I'm experiencing a weird situation with deleting files in Ruby, the code seems to report correctly, but the physical file isn't removed from my hard drive. I can do rm path/to/file on the command line - that works. I can even open up the Rails console and File.safe_unlink the file and that also works, it's just within my Rails app it fails to delete the actual file:
def destroy
Rails.logger.debug local_path #=> /Users/ryan/.../public/system/.../file.jpg
Rails.logger.debug File.exist?(local_path) #=> true
File.safe_unlink(local_path)
Rails.logger.debug File.exist?(local_path) #=> false
# yet the physical file actually STILL exists!
end
The physical file is within a Git repo (the repo is stored within /public/system/) any gotchas with that?
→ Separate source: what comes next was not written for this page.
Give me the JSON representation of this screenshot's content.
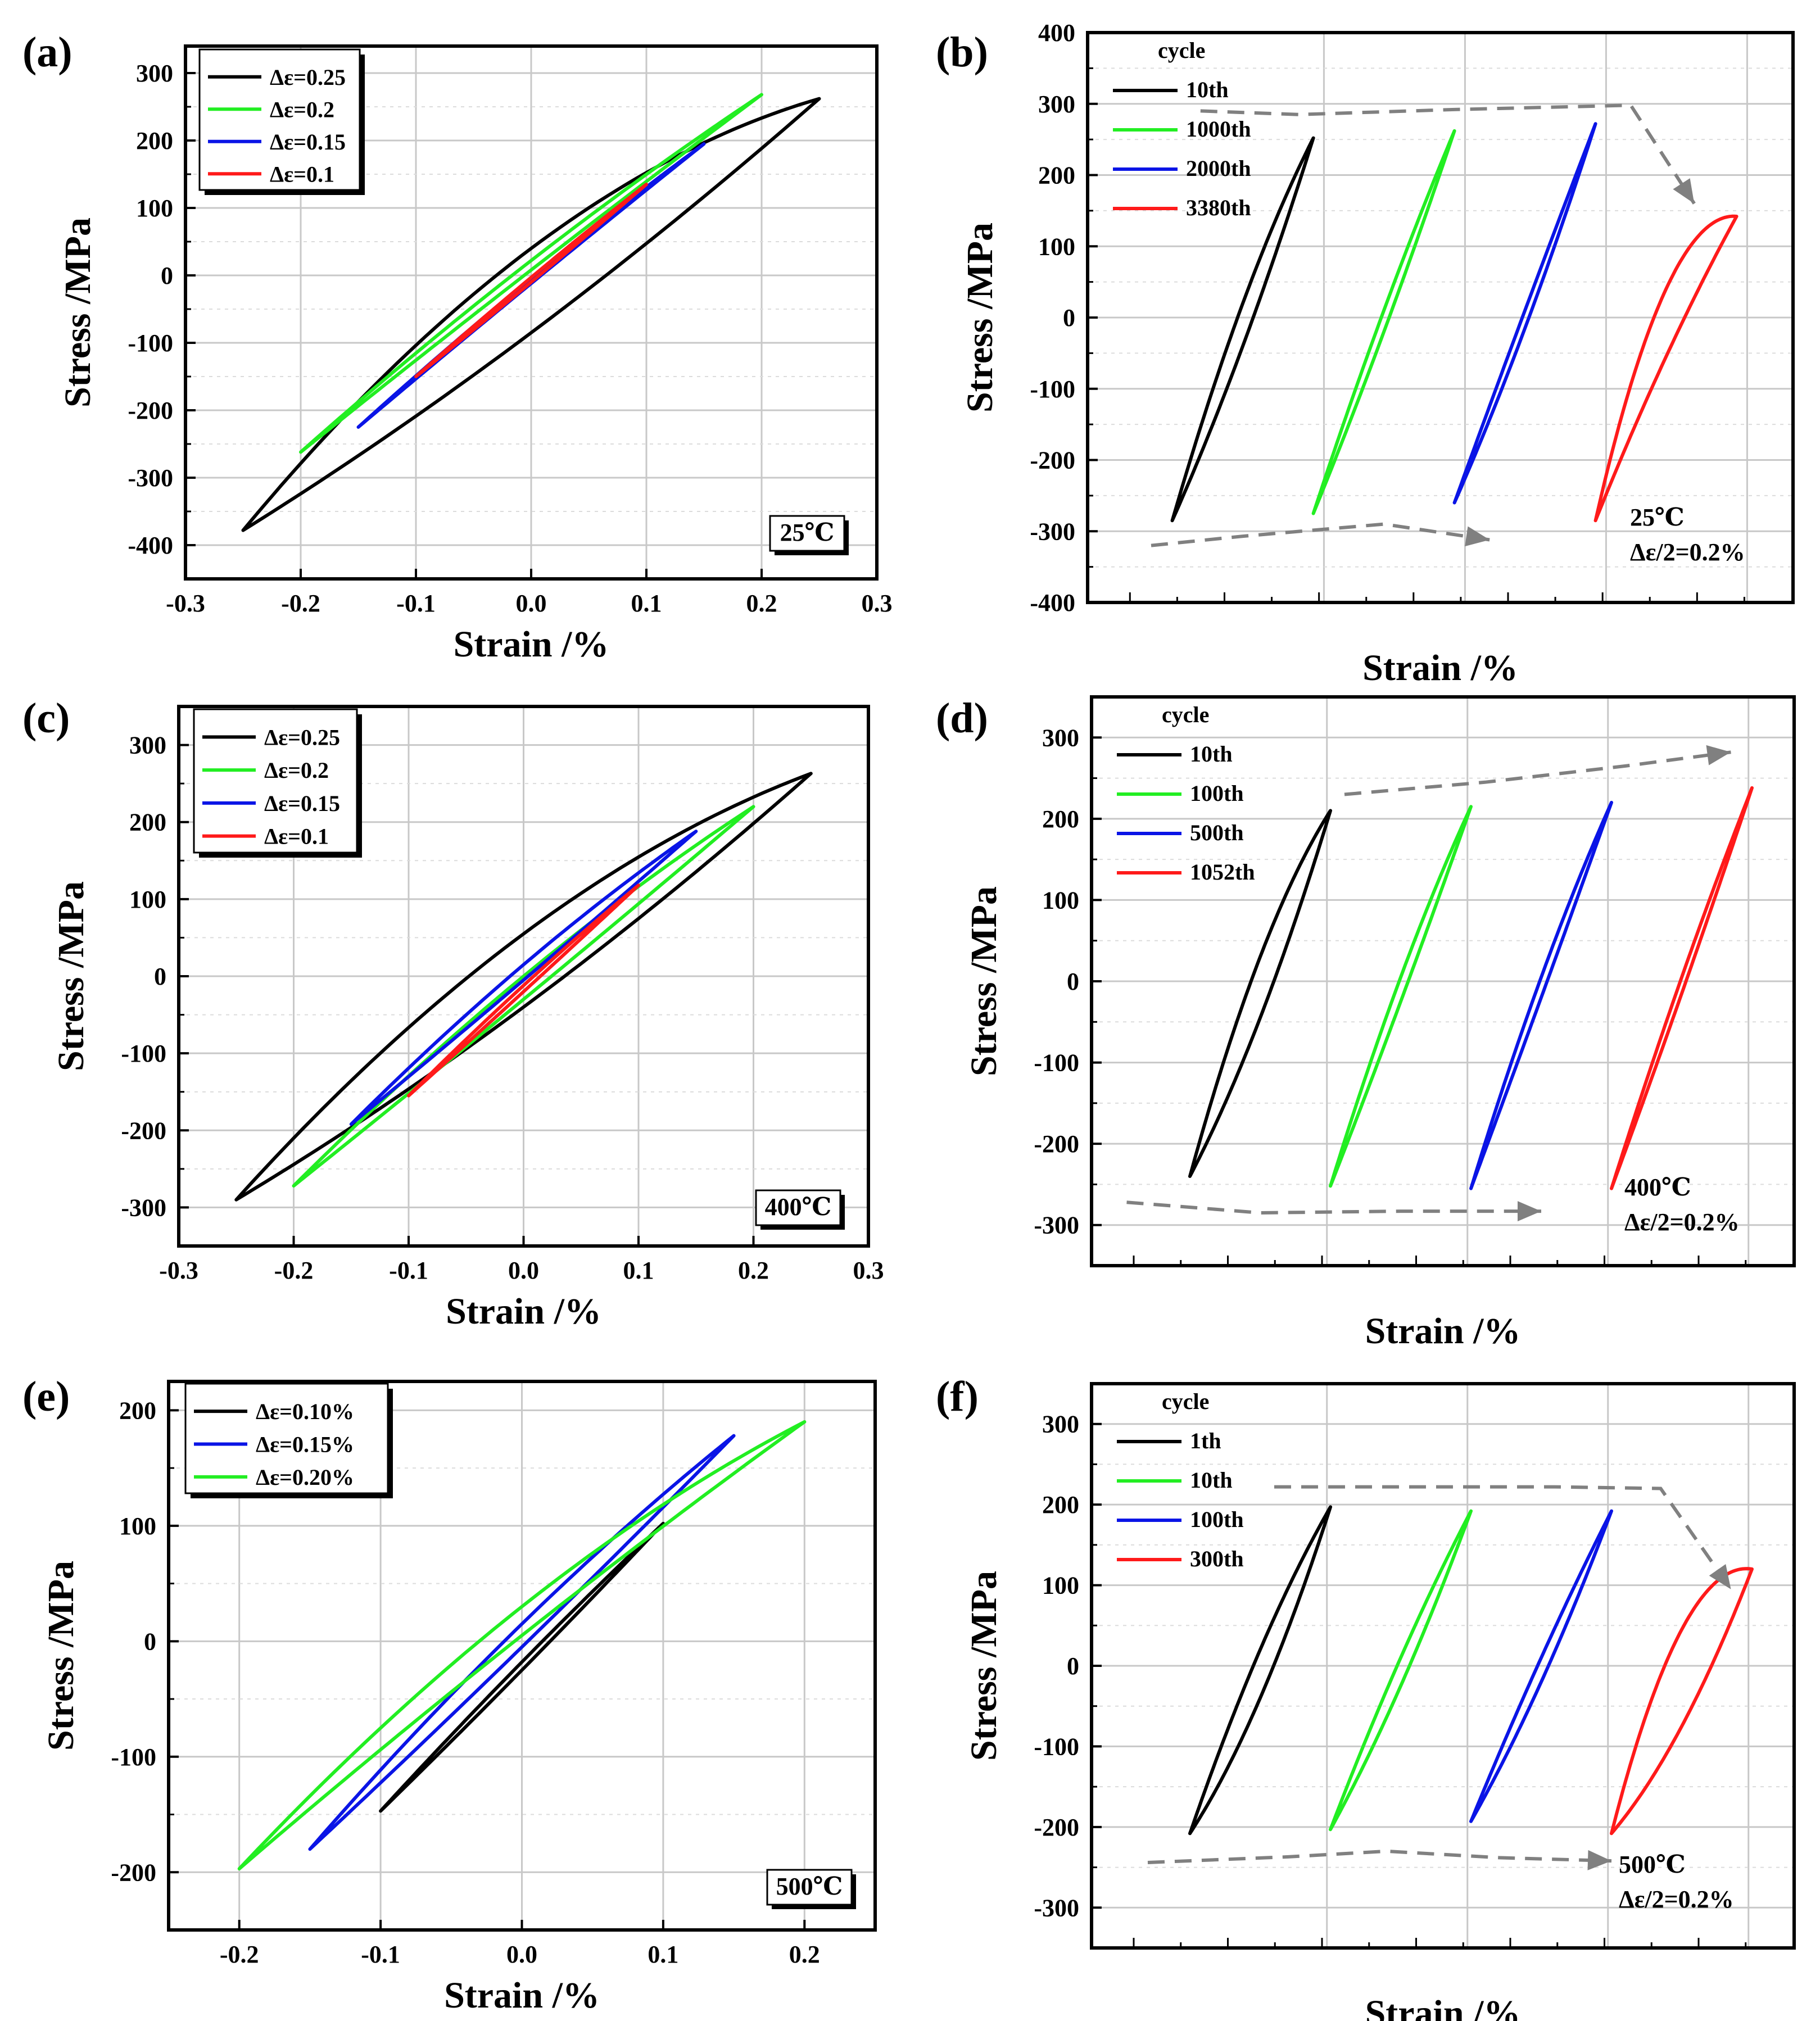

I've tried using the ruby-git gem to delete the file using the rm command it provides, but that doesn't delete the file either.
I've opened up all the permissions on the files during testing and still nothing works. I've also confirmed this with File.writable?(local_path) which returned true.
Any thoughts why it could be preventing the file from being removed?
Have you checked the permissions on the directory? Deletion is a directory write operation, not file write operation. (rm will also check file perms and ask if you really want to do it, as a courtesy, if the file is write-protected; but if the directory isn't writable, it flat out refuses.)